We need to run one last step to synthesize the answer, and to verify that this is the last step, we can chenck the value of `step_output.is_last`.

In [16]:
step_output = agent.run_step(task.task_id)
print(step_output.is_last)

=== LLM Response ===
Agents in MetaGPT share information through a structured communication protocol that includes a shared message pool. This pool allows agents to publish structured messages and subscribe to relevant messages based on their profiles.
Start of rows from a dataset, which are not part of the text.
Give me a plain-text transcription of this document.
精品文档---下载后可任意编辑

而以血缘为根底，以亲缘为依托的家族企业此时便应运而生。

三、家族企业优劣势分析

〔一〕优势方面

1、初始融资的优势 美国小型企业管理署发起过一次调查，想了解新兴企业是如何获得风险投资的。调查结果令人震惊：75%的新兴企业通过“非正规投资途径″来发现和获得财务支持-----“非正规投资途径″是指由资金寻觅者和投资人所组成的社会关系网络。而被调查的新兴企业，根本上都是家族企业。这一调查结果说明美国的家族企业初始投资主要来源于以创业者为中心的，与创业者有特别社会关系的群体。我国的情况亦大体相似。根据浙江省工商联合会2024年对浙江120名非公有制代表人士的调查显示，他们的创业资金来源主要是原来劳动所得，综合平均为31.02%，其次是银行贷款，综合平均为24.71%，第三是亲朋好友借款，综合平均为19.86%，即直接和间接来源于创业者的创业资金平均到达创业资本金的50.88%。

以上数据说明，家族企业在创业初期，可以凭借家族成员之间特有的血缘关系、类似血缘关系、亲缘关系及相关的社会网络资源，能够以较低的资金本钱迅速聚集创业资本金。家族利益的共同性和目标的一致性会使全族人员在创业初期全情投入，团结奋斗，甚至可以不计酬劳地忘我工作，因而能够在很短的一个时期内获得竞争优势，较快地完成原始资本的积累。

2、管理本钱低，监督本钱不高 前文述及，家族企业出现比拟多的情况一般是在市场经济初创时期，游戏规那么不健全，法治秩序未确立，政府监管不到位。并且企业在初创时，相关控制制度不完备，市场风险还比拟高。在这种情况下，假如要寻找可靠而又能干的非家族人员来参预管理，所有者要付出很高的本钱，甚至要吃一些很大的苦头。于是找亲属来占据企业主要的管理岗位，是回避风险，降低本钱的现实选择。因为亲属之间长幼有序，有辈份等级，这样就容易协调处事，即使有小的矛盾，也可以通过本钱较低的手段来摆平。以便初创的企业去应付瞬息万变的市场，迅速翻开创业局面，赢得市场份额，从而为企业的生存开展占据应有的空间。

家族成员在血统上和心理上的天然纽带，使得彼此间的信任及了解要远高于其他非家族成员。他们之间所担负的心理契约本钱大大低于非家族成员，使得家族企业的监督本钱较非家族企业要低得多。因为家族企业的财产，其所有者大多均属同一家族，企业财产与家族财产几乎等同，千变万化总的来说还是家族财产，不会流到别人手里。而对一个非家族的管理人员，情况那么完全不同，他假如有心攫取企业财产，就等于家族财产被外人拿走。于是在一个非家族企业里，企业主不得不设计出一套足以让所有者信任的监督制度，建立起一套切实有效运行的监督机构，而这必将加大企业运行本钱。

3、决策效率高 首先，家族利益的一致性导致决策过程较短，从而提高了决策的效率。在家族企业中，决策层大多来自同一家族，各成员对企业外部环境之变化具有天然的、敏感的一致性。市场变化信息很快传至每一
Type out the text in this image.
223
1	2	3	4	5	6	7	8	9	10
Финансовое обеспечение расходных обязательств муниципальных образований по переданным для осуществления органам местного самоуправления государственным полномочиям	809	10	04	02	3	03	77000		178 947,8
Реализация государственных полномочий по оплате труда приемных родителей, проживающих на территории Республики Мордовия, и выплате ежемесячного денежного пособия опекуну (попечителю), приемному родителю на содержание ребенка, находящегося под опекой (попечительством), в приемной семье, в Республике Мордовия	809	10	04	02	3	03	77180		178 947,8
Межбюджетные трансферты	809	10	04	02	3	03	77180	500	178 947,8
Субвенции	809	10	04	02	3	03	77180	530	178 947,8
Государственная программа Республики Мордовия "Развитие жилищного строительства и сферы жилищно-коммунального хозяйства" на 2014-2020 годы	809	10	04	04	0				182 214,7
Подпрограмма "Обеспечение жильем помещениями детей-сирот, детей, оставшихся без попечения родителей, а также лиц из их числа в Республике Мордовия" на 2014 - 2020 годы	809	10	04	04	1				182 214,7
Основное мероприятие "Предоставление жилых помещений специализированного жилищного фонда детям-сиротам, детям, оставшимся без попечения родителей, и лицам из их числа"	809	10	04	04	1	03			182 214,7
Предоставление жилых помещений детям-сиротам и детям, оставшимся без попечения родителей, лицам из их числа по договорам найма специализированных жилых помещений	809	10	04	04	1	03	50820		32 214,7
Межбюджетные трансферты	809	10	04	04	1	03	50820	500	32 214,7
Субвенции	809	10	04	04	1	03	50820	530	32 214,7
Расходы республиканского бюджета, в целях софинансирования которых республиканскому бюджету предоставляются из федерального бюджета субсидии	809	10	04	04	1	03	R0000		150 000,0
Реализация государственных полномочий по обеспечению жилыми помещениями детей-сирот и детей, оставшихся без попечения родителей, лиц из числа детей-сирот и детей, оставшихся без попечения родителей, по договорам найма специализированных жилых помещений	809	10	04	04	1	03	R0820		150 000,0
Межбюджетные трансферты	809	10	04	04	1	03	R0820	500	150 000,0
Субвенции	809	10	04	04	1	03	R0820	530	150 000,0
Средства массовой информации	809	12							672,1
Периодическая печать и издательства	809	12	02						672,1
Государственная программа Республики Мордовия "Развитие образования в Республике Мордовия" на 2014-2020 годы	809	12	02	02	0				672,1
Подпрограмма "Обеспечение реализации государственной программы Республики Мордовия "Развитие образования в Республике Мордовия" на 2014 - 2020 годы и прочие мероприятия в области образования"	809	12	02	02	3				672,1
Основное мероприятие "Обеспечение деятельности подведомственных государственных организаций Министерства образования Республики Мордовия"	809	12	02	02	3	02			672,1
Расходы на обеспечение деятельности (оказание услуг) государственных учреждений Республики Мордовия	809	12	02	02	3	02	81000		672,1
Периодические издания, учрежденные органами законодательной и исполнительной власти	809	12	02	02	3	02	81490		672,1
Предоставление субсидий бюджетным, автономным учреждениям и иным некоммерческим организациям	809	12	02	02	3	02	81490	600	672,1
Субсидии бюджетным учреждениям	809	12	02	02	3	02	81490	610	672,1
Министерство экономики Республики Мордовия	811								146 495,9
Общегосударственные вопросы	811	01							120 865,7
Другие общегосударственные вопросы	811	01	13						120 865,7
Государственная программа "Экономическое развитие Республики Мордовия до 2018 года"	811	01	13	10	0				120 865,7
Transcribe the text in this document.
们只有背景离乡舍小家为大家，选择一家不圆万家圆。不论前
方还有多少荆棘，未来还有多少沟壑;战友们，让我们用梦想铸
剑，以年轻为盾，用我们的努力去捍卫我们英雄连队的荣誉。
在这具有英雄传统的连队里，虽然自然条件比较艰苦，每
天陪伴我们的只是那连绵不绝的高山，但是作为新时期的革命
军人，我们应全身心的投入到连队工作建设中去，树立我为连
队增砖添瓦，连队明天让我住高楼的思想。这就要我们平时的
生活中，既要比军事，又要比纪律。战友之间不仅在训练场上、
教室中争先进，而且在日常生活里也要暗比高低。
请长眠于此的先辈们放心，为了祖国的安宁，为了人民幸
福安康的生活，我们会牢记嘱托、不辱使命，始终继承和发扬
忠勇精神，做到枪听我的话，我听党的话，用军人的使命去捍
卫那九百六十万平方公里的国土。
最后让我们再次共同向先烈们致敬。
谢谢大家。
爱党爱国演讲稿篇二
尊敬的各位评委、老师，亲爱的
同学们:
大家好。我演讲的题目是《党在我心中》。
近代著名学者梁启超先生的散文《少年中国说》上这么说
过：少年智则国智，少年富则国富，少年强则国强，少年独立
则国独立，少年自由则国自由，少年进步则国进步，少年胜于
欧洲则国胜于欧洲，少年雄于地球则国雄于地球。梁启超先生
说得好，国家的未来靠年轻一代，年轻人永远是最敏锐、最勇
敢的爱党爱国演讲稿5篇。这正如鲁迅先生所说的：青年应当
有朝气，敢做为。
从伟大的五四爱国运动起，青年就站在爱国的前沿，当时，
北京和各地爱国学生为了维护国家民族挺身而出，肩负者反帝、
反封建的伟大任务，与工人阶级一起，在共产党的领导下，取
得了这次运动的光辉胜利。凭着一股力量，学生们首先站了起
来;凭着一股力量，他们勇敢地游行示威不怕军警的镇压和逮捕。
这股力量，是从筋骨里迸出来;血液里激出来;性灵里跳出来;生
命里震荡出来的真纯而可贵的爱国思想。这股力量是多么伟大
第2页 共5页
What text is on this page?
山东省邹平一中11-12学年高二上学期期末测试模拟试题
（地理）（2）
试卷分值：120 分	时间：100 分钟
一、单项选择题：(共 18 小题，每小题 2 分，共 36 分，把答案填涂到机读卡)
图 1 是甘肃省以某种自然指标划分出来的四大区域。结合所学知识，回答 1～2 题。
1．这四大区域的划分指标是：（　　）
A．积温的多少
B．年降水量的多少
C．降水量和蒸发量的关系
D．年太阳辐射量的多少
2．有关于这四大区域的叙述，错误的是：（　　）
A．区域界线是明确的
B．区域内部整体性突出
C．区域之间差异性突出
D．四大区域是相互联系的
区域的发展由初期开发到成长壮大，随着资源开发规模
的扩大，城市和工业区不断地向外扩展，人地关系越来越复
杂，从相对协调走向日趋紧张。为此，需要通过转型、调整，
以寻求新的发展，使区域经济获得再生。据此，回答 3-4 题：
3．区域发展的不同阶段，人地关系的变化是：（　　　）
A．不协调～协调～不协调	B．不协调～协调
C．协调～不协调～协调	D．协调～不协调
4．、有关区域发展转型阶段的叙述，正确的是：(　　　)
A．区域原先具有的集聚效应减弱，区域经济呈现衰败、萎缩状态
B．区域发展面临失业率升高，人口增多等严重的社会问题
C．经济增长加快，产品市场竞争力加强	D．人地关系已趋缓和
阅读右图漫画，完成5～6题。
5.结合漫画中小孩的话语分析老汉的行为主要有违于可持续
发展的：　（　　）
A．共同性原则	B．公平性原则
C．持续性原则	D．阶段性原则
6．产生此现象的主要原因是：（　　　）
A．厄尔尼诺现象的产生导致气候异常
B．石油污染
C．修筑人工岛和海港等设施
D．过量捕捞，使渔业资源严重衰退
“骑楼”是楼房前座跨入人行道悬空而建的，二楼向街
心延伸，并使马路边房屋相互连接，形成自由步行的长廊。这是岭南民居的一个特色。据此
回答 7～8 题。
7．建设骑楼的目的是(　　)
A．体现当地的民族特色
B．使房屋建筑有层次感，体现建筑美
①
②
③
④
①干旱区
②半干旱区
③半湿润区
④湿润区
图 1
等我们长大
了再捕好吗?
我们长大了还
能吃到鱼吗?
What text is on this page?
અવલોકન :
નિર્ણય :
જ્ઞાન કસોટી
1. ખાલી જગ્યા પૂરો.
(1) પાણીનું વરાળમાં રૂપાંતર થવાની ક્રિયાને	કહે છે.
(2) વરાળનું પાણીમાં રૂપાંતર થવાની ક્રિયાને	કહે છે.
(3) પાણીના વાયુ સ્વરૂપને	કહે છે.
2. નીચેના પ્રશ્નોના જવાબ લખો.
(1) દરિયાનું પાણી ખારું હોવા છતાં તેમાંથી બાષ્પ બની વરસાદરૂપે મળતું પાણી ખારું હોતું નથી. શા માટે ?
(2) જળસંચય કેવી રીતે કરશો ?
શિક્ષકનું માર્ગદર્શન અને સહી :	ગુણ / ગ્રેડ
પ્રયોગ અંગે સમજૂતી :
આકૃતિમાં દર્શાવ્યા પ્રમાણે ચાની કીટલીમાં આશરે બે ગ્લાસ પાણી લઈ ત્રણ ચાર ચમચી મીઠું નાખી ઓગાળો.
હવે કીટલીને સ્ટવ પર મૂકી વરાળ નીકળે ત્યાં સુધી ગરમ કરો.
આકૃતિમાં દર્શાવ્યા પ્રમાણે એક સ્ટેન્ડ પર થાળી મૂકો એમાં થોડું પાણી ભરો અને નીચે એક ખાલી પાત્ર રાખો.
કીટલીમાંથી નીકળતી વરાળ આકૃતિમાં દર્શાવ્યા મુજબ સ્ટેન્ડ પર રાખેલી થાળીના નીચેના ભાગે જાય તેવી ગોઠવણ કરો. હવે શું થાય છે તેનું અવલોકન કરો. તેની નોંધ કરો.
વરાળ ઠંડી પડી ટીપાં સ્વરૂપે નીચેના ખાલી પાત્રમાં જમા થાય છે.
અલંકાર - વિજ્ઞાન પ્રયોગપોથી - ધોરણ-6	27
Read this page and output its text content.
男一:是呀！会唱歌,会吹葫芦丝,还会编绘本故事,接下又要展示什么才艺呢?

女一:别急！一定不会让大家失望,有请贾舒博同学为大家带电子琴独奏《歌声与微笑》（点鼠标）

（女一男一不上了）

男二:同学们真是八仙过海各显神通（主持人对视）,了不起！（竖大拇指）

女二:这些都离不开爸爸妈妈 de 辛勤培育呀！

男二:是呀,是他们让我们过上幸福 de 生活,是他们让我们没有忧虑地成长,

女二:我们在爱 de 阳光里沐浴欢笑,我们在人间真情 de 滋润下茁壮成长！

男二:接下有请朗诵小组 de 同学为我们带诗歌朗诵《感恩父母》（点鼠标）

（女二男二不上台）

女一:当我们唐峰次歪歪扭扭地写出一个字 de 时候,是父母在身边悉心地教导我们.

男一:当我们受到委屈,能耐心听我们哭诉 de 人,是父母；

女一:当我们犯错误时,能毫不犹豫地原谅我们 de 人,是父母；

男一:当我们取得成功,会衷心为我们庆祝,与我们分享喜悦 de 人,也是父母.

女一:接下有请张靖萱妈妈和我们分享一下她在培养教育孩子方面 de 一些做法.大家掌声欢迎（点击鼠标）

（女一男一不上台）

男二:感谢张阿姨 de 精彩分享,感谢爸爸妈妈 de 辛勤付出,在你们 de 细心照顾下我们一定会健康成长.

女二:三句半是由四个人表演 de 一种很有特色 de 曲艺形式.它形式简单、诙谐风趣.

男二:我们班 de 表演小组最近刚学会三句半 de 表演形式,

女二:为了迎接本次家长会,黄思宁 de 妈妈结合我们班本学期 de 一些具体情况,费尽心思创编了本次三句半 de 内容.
Additionally, agents can obtain directional information from other roles and public information from the environment. This structured communication interface enhances role communication efficiency within the framework. Agents also utilize a subscription mechanism to filter out irrelevant information and ensure they receive only pertinent details based on their role profiles.
True


To translate this response into an agent response, call `.finalize_response(...)`, and we get back the final answer.

In [17]:
response = agent.finalize_response(task.task_id)

In [18]:
print(str(response))

assistant: Agents in MetaGPT share information through a structured communication protocol that includes a shared message pool. This pool allows agents to publish structured messages and subscribe to relevant messages based on their profiles. Additionally, agents can obtain directional information from other roles and public information from the environment. This structured communication interface enhances role communication efficiency within the framework. Agents also utilize a subscription mechanism to filter out irrelevant information and ensure they receive only pertinent details based on their role profiles.